Saturday, August 30, 2014

Not In My Backyard

What would you do if someone tries to build something inside your property? How would you react if you are asked to give up some of your property because is for the benefit our society? Who will determine what is the benefit for society when your property is used in ways that you don't like? How can be assessed the damage to your property by the use of it for common good?
The Oregonian on Friday August 29th, 2014 has an article that addresses this questions. For more information click here.
Landowner Bill Gow is facing 'eminent domain' as a canadian oil pipeline company has obtained the rights to bury a 36-inch diameter high-pressure pipeline through his land. Eminent domain is the lawful act through which a government can forceful purchase land from private owners for use in a way that has communal value. That would be the case of constructing new roads, bridges, or infrastructure that will benefit the whole community. In this case the land will be used by a privately own company that claims that the jobs created will benefit the whole community.
Where would you draw the line? How can we assess the benefit of a community when benefiting a private enterprise?
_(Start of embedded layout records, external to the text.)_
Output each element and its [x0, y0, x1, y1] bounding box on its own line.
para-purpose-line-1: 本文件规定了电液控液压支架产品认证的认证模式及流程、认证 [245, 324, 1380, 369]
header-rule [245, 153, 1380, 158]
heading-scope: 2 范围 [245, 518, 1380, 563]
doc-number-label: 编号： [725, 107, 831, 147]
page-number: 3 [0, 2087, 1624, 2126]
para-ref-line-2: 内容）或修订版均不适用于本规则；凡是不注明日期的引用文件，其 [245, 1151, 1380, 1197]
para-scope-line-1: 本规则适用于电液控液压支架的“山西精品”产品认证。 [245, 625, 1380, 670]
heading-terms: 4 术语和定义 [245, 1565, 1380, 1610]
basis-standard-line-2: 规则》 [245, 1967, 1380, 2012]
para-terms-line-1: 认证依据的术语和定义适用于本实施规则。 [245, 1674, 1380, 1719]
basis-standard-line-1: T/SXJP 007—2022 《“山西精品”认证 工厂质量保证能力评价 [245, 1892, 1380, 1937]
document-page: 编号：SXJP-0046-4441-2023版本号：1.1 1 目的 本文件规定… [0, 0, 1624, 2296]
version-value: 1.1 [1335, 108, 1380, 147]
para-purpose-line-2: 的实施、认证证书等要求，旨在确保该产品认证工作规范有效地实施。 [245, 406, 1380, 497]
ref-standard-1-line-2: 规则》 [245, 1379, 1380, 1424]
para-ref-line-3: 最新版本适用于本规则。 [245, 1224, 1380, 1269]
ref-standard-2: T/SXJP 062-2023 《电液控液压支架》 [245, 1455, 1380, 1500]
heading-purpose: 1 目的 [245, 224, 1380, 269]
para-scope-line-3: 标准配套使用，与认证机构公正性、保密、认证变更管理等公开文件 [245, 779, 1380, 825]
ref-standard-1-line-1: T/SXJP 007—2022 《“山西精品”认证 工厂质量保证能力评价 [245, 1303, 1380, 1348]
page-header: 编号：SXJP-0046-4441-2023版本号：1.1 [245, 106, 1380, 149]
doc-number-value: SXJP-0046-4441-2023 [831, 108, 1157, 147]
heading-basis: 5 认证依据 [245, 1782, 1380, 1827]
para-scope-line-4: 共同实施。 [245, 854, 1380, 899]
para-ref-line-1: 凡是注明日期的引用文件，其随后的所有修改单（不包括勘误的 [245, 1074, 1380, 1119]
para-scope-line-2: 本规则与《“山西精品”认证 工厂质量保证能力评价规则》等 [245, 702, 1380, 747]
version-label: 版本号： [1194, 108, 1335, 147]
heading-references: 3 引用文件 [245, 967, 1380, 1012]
There is another aspect of 'not in my backyard'. This one is related to how laws and regulations are applied to industries that create a lot of jobs but at the same time externalizing some to the costs caused by pollution. Take Title V of the Clean Air Act. that sets the need for industries to get a permit to pollute.
For those living in the Hillsboro OR neighborhood what is now happening with the new Intel D1X plant being build relates to the same question of having an industry that supports the local economy and uses resources human and environmental in its activities. You have to read Luke Hammill who has been reporting news related to Hillsboro OR to see how Intel may benefit by Supreme Court ruling
that will allow it not the have to get a Title 5 CAA permit for its emissions of fluoride for which it was fined $143,000 this year.